In naturally fractured reservoirs, conformance control prior to enhanced oil recovery (EOR) application might be essential to ensure optimal contact and sufficient sweep. Recently, few studies investigated combining foams and gels into what is commonly coined as foamed-gels. Foamed-gels have been tested and shown to be potential for some field conditions. Yet, very limited studies were performed for high temperature and high salinity carbonates. Therefore, in this work, we study the potential of foamed-gels for high temperature and high salinity carbonates. The objective is to evaluate the potential of such synergy and to compare its value to the individual processes.

For that purpose, in this work, we rely on bulk and core-scale tests. Bulk tests were used for initial screening. Wide range of foam-gel solutions were prepared with different polymer types and polymer concentrations. Test tubes were hand shacked thoroughly to generate foams. Foam heights were then measured from the test tubes. Heights were used to screen foaming agents and to study gelant effects on foamers in terms of foam strength (heights). The effect of foamers on gelation was evaluated through bottle tests. Based on the results, an optimal concentration ratio of gelant to foamer was determined and used in core-scale displacements, to further study the potential of this hybrid foam-gel process.

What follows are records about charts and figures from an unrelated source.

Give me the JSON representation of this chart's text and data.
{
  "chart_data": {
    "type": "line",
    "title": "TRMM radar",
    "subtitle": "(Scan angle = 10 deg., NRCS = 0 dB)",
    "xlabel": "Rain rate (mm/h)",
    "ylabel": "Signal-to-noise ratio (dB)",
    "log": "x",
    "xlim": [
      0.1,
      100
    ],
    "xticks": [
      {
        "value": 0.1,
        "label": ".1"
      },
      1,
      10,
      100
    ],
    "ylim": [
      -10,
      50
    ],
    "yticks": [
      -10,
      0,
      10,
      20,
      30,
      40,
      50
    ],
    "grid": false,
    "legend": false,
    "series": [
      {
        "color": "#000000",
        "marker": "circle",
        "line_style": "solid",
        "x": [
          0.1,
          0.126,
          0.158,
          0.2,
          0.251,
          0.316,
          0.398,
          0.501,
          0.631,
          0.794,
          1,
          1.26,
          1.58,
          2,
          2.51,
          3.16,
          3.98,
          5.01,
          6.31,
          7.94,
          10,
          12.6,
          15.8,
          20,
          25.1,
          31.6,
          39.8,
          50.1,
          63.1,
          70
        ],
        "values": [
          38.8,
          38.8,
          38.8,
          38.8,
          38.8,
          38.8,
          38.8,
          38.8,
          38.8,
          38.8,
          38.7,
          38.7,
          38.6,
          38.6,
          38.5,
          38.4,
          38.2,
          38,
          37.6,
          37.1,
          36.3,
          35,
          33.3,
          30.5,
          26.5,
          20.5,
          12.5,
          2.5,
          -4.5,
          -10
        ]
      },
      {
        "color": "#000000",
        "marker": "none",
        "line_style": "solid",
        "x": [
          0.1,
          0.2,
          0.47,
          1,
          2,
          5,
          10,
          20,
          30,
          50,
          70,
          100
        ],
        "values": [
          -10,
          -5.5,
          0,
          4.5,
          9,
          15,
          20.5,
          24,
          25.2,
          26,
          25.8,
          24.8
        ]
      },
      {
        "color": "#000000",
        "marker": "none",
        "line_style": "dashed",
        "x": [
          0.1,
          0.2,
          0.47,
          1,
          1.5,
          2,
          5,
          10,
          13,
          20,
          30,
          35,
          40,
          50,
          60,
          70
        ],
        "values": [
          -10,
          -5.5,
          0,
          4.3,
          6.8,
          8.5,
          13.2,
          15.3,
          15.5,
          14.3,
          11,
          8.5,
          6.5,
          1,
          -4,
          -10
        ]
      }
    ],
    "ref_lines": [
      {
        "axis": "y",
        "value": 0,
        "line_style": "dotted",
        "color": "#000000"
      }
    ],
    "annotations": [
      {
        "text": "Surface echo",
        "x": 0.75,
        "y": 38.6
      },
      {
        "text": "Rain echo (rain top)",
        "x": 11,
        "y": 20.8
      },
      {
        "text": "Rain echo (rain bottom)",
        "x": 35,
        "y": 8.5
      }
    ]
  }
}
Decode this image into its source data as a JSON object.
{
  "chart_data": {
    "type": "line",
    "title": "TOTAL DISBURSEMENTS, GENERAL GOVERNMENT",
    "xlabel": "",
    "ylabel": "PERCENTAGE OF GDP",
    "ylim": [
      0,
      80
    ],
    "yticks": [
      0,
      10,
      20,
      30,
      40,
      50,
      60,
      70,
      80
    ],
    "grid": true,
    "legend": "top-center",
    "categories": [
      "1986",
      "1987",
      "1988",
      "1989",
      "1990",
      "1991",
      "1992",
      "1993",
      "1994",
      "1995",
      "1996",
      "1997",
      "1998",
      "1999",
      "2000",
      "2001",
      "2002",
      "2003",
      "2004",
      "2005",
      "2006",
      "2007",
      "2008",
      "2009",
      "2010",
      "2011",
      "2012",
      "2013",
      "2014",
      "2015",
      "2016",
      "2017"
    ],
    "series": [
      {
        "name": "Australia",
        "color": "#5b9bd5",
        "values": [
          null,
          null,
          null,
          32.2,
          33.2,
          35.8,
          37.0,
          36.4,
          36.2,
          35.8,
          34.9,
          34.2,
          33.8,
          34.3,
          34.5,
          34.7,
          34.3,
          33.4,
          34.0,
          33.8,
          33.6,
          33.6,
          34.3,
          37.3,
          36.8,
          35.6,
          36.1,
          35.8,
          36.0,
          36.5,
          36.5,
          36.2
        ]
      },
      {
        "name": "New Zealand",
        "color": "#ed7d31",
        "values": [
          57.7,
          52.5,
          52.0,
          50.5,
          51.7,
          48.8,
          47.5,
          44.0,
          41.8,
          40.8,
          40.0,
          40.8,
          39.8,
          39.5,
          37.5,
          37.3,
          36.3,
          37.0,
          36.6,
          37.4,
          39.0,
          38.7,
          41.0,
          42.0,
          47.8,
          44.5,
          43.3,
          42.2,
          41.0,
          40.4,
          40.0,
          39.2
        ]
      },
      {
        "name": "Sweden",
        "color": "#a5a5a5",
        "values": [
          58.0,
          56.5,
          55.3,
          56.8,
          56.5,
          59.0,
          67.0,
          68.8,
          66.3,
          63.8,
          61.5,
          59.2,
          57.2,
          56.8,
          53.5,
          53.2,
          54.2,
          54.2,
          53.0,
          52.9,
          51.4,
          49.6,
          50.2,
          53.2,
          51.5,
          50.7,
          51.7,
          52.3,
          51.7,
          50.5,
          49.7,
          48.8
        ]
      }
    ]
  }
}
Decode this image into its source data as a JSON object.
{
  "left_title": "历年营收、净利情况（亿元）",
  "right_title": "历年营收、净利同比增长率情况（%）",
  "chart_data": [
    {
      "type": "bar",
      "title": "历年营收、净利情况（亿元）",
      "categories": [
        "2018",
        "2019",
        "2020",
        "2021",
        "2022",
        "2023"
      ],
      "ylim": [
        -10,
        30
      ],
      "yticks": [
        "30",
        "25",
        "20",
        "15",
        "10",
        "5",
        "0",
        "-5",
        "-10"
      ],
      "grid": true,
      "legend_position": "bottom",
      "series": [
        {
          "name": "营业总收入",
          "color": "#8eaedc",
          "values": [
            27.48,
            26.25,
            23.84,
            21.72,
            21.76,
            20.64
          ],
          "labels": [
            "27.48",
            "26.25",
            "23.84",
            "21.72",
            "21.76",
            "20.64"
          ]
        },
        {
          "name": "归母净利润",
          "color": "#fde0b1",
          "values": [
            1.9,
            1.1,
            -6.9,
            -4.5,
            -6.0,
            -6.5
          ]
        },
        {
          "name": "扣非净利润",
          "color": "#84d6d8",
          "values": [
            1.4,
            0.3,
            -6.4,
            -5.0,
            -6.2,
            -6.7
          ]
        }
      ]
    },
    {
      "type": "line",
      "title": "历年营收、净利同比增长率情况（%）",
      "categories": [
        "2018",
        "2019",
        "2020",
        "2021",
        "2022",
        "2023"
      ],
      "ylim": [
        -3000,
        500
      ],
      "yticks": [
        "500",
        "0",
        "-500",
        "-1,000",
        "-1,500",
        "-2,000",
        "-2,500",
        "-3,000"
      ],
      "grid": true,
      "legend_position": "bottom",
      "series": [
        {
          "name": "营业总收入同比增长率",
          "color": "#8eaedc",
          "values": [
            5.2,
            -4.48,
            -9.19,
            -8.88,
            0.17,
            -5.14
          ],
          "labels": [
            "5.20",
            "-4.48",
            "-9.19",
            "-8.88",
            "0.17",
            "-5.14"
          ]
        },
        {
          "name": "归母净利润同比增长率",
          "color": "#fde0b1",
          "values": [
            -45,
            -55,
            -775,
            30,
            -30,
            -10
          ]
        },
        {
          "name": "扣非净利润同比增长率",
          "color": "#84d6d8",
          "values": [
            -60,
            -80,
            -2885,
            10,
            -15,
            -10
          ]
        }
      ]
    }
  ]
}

Bulk results suggested that addition of the gelant up to a 4:1 foam to gel concentration ratio resulted in sufficient foam generation in some of the polymer samples. Yet, only two of the foam-gel samples generated a strong gel. Increasing the foamer concentration delayed the gelation time and in some samples, the solution did not gel. Through the coreflooding experiment, resistance factor (RF) and residual resistance factor (RRF) were obtained for different conformance control processes including foam, foam-gel, and gel. Foam-gel injection exhibited higher RF and RRF values than conventional foams. However, conventional gels showed even higher RF and RRF values than foam-gels.

Combining two of the most widely used conformance control methods (foams and gels) can strike a balance. Foam-gel may offer a treatment that is deeper and more sustainable than foams and on the other a treatment that is more practical, and lower-cost than gels. Our laboratory results also demonstrate that such synergetic conformance control can be achieved in high salinity and high temperature carbonates with pronounced impact.